The jawbone provides the bone support for natural teeth to maintain their stability and function in the mouth. Periodontal disease is an infection caused by bacteria in the mouth that destroys the bone around the teeth. If the periodontal disease is left untreated, it will destroy so much bone, that in severe cases the teeth become irreversibly loose and have to be removed. In most cases, periodontal disease is not painful and many patients are unaware they even have it. That is why regular dental examinations and consistent homecare are so important to detecting and stopping this disease early. Failure to treat periodontal disease will continue to provide a continued source of bacteria causing infection to the surrounding teeth and eventual destruction of the jawbone. Studies also indicate this same bacterial infection can spread to other areas of the body such as the heart, lungs, coronary and carotid arteries causing heart attacks, strokes, infectious endocarditis and more.

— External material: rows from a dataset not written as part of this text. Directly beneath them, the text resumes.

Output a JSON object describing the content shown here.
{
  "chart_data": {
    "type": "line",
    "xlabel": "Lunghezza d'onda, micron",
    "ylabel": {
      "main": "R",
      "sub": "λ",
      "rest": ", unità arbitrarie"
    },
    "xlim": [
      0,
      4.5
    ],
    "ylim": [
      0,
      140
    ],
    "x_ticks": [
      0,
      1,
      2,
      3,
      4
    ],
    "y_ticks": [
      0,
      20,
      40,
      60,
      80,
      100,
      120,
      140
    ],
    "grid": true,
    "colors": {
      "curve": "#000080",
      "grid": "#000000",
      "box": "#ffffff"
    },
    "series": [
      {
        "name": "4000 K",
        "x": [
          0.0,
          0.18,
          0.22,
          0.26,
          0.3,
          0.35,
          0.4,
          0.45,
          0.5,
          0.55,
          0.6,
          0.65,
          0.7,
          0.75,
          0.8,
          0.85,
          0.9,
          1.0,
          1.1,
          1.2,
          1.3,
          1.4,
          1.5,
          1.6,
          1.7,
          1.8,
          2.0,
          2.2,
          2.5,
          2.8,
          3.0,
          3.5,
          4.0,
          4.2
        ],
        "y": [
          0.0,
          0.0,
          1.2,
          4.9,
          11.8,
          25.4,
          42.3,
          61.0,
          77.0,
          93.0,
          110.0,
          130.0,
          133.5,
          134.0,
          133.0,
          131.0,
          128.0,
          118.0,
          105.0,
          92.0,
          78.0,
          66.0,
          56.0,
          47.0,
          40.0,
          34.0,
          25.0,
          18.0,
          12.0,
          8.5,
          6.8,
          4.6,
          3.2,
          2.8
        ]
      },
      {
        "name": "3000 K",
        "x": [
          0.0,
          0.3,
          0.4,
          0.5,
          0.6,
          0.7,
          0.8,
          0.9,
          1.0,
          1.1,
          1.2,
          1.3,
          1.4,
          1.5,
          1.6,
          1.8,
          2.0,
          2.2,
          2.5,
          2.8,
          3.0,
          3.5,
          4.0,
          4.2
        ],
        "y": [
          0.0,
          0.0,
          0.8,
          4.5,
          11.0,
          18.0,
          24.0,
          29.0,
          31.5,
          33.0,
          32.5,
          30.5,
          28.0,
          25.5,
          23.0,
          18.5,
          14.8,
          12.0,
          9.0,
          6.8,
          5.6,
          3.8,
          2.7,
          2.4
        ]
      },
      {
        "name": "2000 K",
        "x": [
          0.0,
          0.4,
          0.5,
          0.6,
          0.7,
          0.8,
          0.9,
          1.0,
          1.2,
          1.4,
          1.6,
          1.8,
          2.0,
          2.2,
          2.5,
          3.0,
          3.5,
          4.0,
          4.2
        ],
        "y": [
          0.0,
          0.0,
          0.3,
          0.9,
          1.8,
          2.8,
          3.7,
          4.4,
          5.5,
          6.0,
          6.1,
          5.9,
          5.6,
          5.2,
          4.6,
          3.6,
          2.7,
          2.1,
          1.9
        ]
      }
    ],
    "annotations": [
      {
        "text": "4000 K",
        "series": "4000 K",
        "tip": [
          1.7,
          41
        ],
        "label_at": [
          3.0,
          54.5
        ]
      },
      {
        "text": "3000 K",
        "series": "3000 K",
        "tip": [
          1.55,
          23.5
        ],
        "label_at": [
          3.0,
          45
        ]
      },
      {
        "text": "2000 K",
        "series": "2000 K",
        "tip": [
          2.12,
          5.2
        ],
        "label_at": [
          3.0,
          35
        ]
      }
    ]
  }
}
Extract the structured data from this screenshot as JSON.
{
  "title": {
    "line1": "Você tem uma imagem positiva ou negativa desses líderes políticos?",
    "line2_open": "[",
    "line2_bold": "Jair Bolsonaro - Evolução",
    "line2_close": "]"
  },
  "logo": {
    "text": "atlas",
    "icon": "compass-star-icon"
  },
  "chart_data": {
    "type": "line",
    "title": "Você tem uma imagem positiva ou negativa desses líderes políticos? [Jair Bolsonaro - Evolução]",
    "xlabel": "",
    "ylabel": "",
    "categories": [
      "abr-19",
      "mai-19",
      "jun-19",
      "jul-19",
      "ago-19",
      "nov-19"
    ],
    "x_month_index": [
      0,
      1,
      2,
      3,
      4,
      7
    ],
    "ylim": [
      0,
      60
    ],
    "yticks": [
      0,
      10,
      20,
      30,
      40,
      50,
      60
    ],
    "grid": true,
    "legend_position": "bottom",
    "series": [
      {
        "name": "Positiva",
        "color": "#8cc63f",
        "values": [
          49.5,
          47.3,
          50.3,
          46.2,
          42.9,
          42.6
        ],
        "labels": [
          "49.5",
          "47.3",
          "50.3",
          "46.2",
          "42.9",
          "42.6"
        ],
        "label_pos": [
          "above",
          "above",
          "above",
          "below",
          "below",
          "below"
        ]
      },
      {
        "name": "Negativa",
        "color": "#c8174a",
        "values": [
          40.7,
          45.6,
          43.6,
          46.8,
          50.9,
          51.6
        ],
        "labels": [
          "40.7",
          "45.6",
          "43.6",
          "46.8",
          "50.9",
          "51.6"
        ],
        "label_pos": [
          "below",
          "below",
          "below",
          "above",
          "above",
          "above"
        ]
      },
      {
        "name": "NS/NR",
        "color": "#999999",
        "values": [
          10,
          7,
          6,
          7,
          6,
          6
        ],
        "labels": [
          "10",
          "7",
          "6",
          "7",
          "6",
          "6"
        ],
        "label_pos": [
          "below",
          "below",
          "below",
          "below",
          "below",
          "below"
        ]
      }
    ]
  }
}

Also called the third molars, most often have to be removed because there is not enough room in the mouth for the wisdom teeth to erupt in a normal path. This impacted position can cause many problems for the adjacent second molars. They can also promote the development of periodontal defects in the bone or association of cysts in the third molar area. Because it is very difficult to keep the gum tissue clean in the area of a partially erupted wisdom tooth, a painful infection called Pericoronitis can develop. The best time to have wisdom teeth removed is usually during the late teens or very early 20’s. At this time usually the wisdom teeth have not fully developed and are much easier to remove. Post operative complications will be fewer, patient recovery will be faster and healing time will be shorter.

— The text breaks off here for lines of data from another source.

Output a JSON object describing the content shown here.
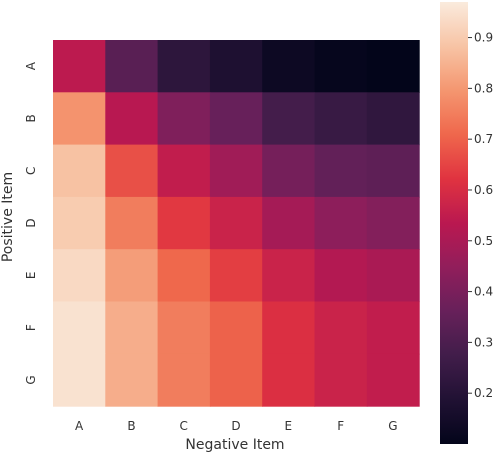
{
  "chart_data": {
    "type": "heatmap",
    "x_categories": [
      "A",
      "B",
      "C",
      "D",
      "E",
      "F",
      "G"
    ],
    "y_categories": [
      "A",
      "B",
      "C",
      "D",
      "E",
      "F",
      "G"
    ],
    "xlabel": "Negative Item",
    "ylabel": "Positive Item",
    "values": [
      [
        0.54,
        0.33,
        0.22,
        0.18,
        0.13,
        0.11,
        0.1
      ],
      [
        0.79,
        0.53,
        0.41,
        0.36,
        0.28,
        0.25,
        0.23
      ],
      [
        0.88,
        0.67,
        0.55,
        0.48,
        0.39,
        0.35,
        0.34
      ],
      [
        0.9,
        0.75,
        0.63,
        0.57,
        0.49,
        0.44,
        0.42
      ],
      [
        0.93,
        0.81,
        0.71,
        0.64,
        0.57,
        0.52,
        0.5
      ],
      [
        0.95,
        0.84,
        0.75,
        0.7,
        0.61,
        0.57,
        0.55
      ],
      [
        0.95,
        0.84,
        0.75,
        0.7,
        0.61,
        0.57,
        0.55
      ]
    ],
    "colorbar": {
      "min": 0.1,
      "max": 0.97,
      "ticks": [
        0.2,
        0.3,
        0.4,
        0.5,
        0.6,
        0.7,
        0.8,
        0.9
      ],
      "tick_labels": [
        "0.2",
        "0.3",
        "0.4",
        "0.5",
        "0.6",
        "0.7",
        "0.8",
        "0.9"
      ],
      "colormap": "rocket"
    },
    "grid": false
  }
}
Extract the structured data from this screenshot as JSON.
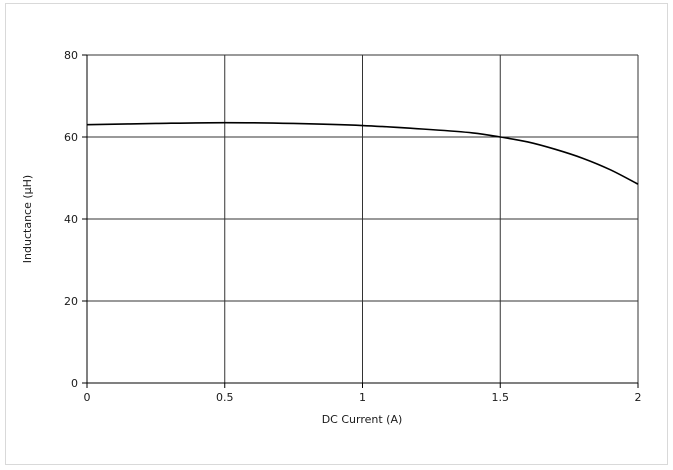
{
  "chart_data": {
    "type": "line",
    "title": "",
    "xlabel": "DC Current (A)",
    "ylabel": "Inductance (µH)",
    "xlim": [
      0,
      2
    ],
    "ylim": [
      0,
      80
    ],
    "xticks": [
      0,
      0.5,
      1,
      1.5,
      2
    ],
    "xtick_labels": [
      "0",
      "0.5",
      "1",
      "1.5",
      "2"
    ],
    "yticks": [
      0,
      20,
      40,
      60,
      80
    ],
    "ytick_labels": [
      "0",
      "20",
      "40",
      "60",
      "80"
    ],
    "grid": true,
    "series": [
      {
        "x": [
          0,
          0.25,
          0.5,
          0.75,
          1.0,
          1.25,
          1.4,
          1.5,
          1.6,
          1.7,
          1.8,
          1.9,
          2.0
        ],
        "values": [
          63,
          63.3,
          63.5,
          63.3,
          62.8,
          61.8,
          61,
          60,
          58.8,
          57,
          54.8,
          52,
          48.5
        ]
      }
    ],
    "colors": {
      "line": "#000000",
      "grid": "#333333",
      "axis": "#000000"
    }
  }
}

To keep you comfortable during the procedure, a local anesthetic will be given to numb the area. If you are anxious or nervous about the procedure, nitrous oxide and/or oral conscious sedation is also available to keep you comfortable and relaxed. You will normally feel pressure during the procedure but should not feel any sharp pain. If you do feel pain, we will stop and administer more local anesthetic. Instruments, such as elevators and forceps will be used to gently loosen and remove the tooth. If the tooth is decayed or fractured below the gum tissue, a small incision may be made so that the tissue can be lifted out of the way. In cases like these, it is usually helpful to section or cut the tooth in two or more pieces, making it easier to remove the remaining tooth structure. One or two sutures may be placed to help the soft tissue heal correctly. It is very important to follow your post operative instructions very closely to minimize the risk of post-operative infection, pain, excessive bleeding and swelling.

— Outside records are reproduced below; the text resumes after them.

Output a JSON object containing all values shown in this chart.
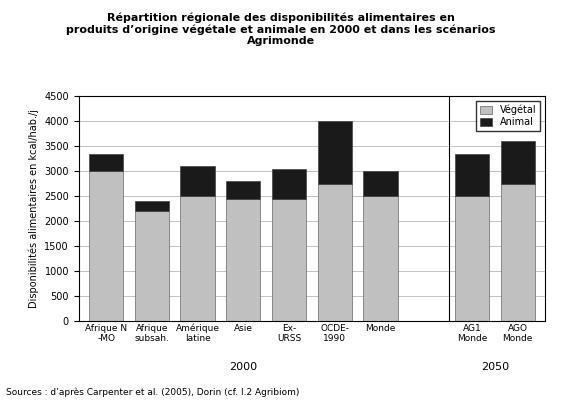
{
  "title": "Répartition régionale des disponibilités alimentaires en\nproduits d’origine végétale et animale en 2000 et dans les scénarios\nAgrimonde",
  "ylabel": "Disponibilités alimentaires en kcal/hab./j",
  "categories": [
    "Afrique N\n-MO",
    "Afrique\nsubsah.",
    "Amérique\nlatine",
    "Asie",
    "Ex-\nURSS",
    "OCDE-\n1990",
    "Monde",
    "AG1\nMonde",
    "AGO\nMonde"
  ],
  "vegetal": [
    3000,
    2200,
    2500,
    2450,
    2450,
    2750,
    2500,
    2500,
    2750
  ],
  "animal": [
    350,
    200,
    600,
    350,
    600,
    1250,
    500,
    850,
    850
  ],
  "bar_color_vegetal": "#c0c0c0",
  "bar_color_animal": "#1a1a1a",
  "ylim": [
    0,
    4500
  ],
  "yticks": [
    0,
    500,
    1000,
    1500,
    2000,
    2500,
    3000,
    3500,
    4000,
    4500
  ],
  "source": "Sources : d’après Carpenter et al. (2005), Dorin (cf. I.2 Agribiom)",
  "legend_vegetal": "Végétal",
  "legend_animal": "Animal",
  "group_labels": [
    "2000",
    "2050"
  ],
  "bar_width": 0.75,
  "background_color": "#ffffff"
}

WAYS TO TREAT A MISSING TOOTH
This procedure is usually completed at the time of the extraction. The extraction site is thoroughly cleaned and prepared for the placement of a bone grafting material that will help your bone cells fill in the extraction site. This prevents the ridge collapse of the jawbone which happens after a tooth is extracted. The Ridge Augmentation procedure will improve the out- come of any tooth replacement procedure the patient elects to have done.
Once a tooth has been lost (except wisdom teeth), it is important to replace it as soon as possible to prevent the tipping of the adjacent teeth into the extraction site and the opposing teeth from erupting into the open space. Choosing NOT to replace a missing tooth can lead to the loss of additional teeth, loss of jawbone and decreased stability of the bite (i.e. collapsed bite). There are several options to replacing missing teeth, such as dental implants, fixed bridges, and removable partial dentures. We will discuss your tooth replacement options and have a plan that is right for you prior to tooth extraction.